Naturally, that’s not the whole story here, because once you start talking about YA book trends you simply must mention the most recent movie based on a YA series coming out, and perhaps ride the coattails of a couple other titles people have already heard of, and then interview a few local writers for their perspective, and call it a day.

I really shouldn’t complain that any books are getting media attention and perhaps boosting sales, but could we maybe stop with the blatant attempt to tell this same story as a means of selling news? YA, hot topic, braced by a very vocal, buzz-generating community, I get it. But how about instead of talking about the same books, or giving more publicity to established adult authors who have made the leap into the money pit of YA, why not do something radical: create a YA beat. Give some column space to talk about books and trends that haven’t been reported to death. Maybe an old-fashioned three-dot column with smaller news snippets, brief reviews, and the occasional interview.

Damn it, I want that job.

Dear Boston Globe,

It has come to my attention that you like publishing features about the books and trends in children’s publishing, but you tend to write only the most obvious stories. You may have had critics who would occasionally review a few titles here and there, but in an industry that is losing sales in every other area, children’s books is the one place where sales have steadily increased during the current we’re-not-calling-it-a-depression recession. And once full-function tablets and e-readers become cheaper than cell phones, it will be a youth-driven market that will fully define the future of publishing. Will you be positioned to break that news as it happens, or will you ride in the way-back of the family station wagon and give updates on the industry’s exhaust?

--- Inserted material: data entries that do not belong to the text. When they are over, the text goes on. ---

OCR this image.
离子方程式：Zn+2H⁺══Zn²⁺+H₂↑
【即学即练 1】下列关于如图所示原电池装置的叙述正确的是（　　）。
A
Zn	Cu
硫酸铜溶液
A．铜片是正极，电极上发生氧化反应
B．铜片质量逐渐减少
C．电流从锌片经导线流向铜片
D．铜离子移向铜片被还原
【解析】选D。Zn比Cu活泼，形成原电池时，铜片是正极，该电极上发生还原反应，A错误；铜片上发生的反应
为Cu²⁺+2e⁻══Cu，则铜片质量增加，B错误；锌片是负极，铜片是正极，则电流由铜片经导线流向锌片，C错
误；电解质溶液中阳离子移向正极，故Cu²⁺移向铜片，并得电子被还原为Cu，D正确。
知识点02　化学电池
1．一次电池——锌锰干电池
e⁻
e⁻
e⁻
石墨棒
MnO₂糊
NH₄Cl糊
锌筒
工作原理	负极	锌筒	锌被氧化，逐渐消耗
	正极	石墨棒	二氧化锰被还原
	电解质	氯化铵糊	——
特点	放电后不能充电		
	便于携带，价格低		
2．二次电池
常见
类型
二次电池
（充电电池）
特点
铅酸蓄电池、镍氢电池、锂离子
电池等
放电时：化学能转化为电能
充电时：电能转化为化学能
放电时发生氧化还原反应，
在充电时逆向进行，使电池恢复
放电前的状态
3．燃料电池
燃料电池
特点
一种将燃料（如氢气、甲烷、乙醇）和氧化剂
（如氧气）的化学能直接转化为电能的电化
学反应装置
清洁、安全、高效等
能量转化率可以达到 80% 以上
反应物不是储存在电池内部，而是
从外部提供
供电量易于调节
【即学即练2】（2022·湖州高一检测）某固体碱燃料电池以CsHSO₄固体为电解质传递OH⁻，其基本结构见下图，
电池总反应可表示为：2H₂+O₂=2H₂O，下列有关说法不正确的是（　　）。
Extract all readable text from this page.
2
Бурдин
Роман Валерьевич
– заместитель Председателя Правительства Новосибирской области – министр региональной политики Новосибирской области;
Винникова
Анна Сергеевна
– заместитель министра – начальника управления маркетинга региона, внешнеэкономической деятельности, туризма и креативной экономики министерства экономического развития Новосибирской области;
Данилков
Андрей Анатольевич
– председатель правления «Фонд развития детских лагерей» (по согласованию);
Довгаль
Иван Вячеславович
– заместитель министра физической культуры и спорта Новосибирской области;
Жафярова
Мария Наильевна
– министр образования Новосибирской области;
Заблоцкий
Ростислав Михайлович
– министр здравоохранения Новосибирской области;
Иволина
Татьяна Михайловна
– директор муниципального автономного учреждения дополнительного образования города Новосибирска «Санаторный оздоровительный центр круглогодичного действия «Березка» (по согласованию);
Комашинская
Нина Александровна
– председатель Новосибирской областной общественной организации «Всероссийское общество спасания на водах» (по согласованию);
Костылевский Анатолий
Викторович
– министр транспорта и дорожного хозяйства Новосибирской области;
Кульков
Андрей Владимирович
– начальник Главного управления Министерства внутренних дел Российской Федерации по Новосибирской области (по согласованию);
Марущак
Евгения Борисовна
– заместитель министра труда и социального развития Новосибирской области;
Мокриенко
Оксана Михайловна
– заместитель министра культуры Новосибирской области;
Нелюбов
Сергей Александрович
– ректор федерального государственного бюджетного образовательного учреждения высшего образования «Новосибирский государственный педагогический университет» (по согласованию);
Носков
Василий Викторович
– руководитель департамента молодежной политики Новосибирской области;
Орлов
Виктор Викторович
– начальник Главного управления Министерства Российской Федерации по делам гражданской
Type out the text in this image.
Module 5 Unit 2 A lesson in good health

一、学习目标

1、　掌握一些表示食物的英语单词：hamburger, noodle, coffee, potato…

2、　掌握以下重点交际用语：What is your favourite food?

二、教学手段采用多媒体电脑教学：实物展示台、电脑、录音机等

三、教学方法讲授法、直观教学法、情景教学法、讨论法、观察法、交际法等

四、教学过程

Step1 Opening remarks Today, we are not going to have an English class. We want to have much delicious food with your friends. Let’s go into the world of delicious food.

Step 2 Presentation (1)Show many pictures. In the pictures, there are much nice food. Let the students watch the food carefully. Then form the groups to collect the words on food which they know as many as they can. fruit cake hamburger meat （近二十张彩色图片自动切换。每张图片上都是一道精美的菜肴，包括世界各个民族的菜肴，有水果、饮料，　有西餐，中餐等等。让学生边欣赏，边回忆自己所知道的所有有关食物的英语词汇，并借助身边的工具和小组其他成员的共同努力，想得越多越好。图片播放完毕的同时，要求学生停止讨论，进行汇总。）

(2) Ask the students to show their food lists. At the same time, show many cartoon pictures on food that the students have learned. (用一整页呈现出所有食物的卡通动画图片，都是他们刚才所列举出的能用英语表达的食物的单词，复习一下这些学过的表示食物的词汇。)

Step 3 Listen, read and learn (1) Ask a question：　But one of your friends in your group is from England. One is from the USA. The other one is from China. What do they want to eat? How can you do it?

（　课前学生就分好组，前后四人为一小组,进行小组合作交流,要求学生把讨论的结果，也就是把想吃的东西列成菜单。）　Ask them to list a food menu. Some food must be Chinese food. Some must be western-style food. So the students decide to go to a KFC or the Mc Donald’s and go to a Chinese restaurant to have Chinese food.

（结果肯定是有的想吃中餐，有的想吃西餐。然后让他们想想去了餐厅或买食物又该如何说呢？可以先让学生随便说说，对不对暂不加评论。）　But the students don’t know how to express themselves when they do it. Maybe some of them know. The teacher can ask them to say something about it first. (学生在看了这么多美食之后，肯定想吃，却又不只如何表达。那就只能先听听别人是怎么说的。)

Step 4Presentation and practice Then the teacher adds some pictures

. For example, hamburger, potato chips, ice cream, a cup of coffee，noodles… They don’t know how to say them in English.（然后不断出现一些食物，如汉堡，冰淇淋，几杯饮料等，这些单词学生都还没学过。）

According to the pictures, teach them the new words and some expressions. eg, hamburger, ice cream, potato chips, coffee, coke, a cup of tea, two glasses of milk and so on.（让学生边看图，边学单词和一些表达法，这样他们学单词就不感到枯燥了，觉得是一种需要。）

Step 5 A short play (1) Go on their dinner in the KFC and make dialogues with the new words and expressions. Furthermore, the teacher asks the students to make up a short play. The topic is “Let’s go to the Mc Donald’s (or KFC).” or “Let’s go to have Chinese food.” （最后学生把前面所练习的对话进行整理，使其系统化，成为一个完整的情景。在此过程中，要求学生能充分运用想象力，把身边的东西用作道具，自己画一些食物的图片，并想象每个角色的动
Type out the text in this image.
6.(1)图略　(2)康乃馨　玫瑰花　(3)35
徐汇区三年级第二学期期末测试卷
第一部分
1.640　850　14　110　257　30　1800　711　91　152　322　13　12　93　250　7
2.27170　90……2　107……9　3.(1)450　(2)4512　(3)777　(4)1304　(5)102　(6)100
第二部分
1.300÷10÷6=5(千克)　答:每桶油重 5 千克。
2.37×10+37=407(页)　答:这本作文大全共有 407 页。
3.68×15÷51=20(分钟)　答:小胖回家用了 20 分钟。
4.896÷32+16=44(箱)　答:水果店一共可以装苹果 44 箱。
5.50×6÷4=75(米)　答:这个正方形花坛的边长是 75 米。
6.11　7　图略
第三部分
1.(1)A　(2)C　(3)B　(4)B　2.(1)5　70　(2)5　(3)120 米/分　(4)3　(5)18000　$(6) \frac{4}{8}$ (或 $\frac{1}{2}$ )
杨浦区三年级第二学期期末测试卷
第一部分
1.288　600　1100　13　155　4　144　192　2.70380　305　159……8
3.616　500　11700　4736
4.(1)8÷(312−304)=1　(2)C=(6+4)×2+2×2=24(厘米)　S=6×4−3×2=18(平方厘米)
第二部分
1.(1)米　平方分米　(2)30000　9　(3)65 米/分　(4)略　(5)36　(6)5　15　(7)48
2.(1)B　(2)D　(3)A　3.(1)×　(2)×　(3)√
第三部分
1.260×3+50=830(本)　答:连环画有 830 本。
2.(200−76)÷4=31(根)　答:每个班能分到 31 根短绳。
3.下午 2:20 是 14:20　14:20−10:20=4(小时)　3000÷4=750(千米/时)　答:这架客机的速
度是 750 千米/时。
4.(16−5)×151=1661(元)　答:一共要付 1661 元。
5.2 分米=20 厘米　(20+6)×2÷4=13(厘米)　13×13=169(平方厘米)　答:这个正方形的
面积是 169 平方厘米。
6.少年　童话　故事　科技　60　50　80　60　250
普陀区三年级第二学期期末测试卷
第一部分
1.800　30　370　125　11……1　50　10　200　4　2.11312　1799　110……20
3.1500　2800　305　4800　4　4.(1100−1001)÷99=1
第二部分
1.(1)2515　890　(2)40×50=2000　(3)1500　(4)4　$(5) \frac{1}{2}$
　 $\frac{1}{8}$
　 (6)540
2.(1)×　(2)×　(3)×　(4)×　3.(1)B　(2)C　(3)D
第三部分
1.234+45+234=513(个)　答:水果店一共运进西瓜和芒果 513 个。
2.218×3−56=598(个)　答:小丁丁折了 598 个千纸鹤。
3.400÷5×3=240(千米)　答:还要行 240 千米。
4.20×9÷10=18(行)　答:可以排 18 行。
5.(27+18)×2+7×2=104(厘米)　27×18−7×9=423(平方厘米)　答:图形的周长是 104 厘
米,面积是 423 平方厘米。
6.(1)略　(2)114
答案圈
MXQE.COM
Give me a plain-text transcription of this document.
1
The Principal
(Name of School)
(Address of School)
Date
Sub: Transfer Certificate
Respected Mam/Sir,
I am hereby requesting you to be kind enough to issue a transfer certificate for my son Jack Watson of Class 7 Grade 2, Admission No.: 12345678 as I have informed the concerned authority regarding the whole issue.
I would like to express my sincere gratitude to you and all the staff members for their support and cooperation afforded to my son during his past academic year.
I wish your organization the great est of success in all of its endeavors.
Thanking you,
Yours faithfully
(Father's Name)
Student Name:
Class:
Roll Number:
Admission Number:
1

What you need is a children’s and young adult beat. Regular installments – weekly at least, not monthly or whenever someone decides to pitch a story – where people can go to find news and reviews of the literature that is shaping and entertaining the minds of the rising generations. You need someone who reads these books regularly, constantly, and talks about them openly via social media. You could become a valuable community asset that would lead the way in providing a resource for parents and young adults (they read the news too, you know, and they smirk at your current attempts to speak to them) to discover what is out there in the world of books. Think of the children!

Should this idea interest you, I am available to discuss it further. I have a varied background that I feel makes me uniquely qualified, and more importantly I possess the desire to see a real change in how books for children and young adults are discussed in the media.

What do you say?

I’m sure there are better, less back-handed ways to do this, but what can I say.